For many years, but particularly since the global economic crisis began, the overwhelming consensus of G20 and a plethora of NGOs has been that tax havens provide strict secrecy and lax regulation, and as such are responsible for many of the world’s ills, from tax evasion to terrorist financing.

The offshore centres are easy targets for this sort of negative propaganda, not least because, for the most part, they are not represented on the bodies which make the accusations and lack the resources to defend themselves effectively.  It’s very tempting for politicians in the OECD and the G20 to point the finger of blame anywhere but at themselves, and they do so frequently and vociferously. 

The offshore centres have been protesting about the unfair characterisation of the businesses they conduct for years, claiming that they operate to stringent international standards, but few people want to listen or believe – after all, they would say that, wouldn’t they?

 It is always interesting, therefore, to hear some genuinely objective research on what the reality of the situation is.  Back in May, I referred to some research being done at Griffith University into the subject which seemed to show that the accepted consensus of the developed countries is very wrong, but now we are able to dig in to the detail of the findings.  The University has published a report, authored jointly by 3 academics from the US and Australia, which outlines the results of a huge experiment into the degree to which Corporate Service Providers adhere to international rules.  A research team impersonated a variety of low- and high-risk customers, including would-be money launderers, corrupt officials, and terrorist financiers, requesting the incorporation of a shell company, in order to see whether KYC procedures were properly followed, and whether businesses were prepared to assist where there were clear indicators of illegal activity.

The survey was a large one - more than 7,400 email solicitations were sent to more than 3,700 Corporate Service Providers in 182 countries.
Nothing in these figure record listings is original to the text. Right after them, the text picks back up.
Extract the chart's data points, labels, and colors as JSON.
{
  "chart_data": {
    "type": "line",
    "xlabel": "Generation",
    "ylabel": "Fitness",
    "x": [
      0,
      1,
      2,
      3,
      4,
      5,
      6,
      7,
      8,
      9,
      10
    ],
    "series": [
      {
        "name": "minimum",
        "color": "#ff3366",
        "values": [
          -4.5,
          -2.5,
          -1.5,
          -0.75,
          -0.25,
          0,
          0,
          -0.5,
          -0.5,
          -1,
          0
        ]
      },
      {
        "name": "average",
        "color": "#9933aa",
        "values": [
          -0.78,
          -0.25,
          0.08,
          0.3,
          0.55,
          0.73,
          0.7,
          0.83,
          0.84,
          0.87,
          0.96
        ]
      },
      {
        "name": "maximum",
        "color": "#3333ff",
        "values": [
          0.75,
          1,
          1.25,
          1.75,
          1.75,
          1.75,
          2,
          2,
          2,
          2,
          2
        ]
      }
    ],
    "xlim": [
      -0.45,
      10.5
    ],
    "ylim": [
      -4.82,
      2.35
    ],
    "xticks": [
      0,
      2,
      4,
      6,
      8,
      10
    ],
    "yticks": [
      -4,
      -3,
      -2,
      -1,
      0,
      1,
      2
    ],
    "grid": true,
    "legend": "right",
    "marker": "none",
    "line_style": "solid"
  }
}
As such, the authors claim that the review provides the most complete and robust test of the effectiveness of international rules banning untraceable, anonymous shell companies.

The report is detailed and merits being read in full, but one of the most striking key findings is that fact that, against the conventional policy wisdom, those selling shell companies from tax havens were significantly more likely to comply with the rules than providers in OECD countries. Providers in poorer, developing countries were also more compliant with global standards than those in rich, developed nations.
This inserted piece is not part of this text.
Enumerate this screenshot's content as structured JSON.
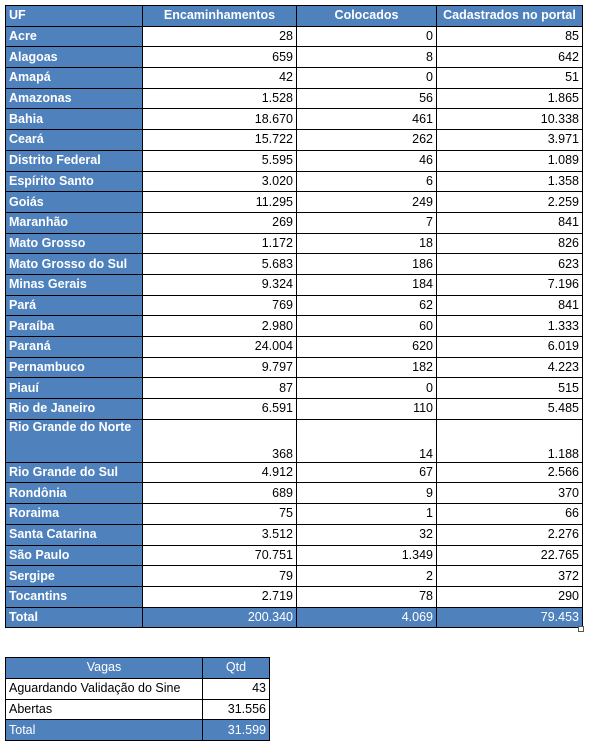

The USA – one of the leading crusaders against the offshore centres – performed particularly abysmally.  In fact, only one country in the world performed worse than it (Kenya).  Across the USA as a whole, roughly 1 in 11 Corporate Service Providers was prepared to ignore the rules (compared to 1 in 25 in tax havens), but when you take out Corporate Service Providers associated with law firms, then a shocking 1 in 3 of them will do so. That means it is easier to set up anonymous shell companies from which to conduct illegal business in the USA than it is in Liechtenstein, Columbia, China, Romania, or any of the world’s key offshore centres.  And it isn’t just the USA which has cause to hang its head in shame - the United Kingdom, Australia and Canada all also ranked near the bottom of the list.
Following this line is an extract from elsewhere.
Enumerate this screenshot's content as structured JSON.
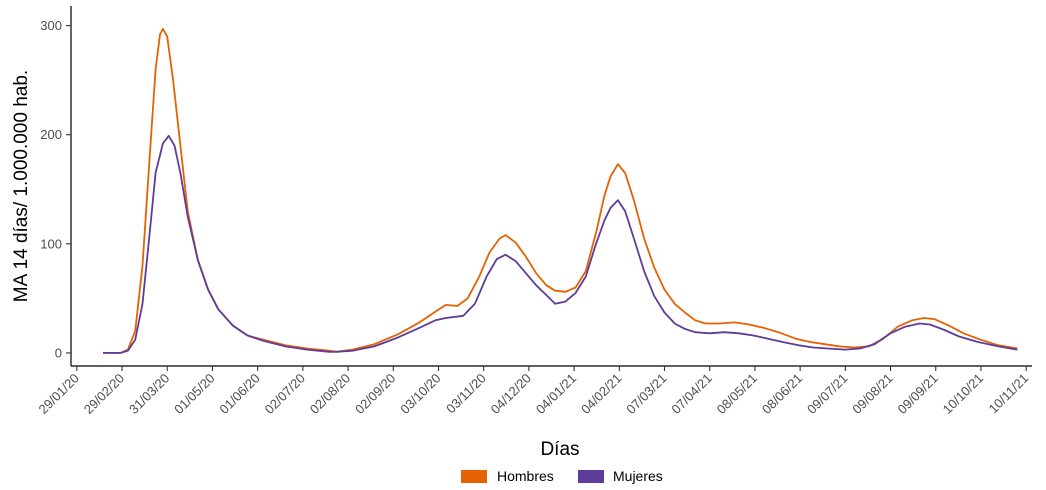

There were 8 jurisdictions which performed markedly better than all the rest – these included Jersey, Cayman, the Bahamas and the Seychelles – a list which will doubtless come as something of a shock to many who have spent years listening to the anti-tax-haven rhetoric.

The research clearly shows that it is more than three times harder to obtain an untraceable shell company in tax havens than in developed countries. Whilst the report shows that there is room for improvement in every country they tested in the research, if the developed world is really serious about clamping down on illegal activity such as terrorism and corruption it needs to stop diverting attention to the offshore centres and start looking closer to home.  After all, there are over 900,000 companies registered in Delaware (a State with a population of 897,000), roughly ten times the number of companies incorporated in the Cayman Islands.  Extrapolating the statistics from the Griffith report, this indicates that 99,000 companies in Delaware are likely to have been taken on without meeting information standards, compared to around 3,000 in the Cayman Islands.  It is time for politicians in the developed nations to face up to the huge shortfalls in their own territories, and stop pointing the finger of blame offshore and on developing nations.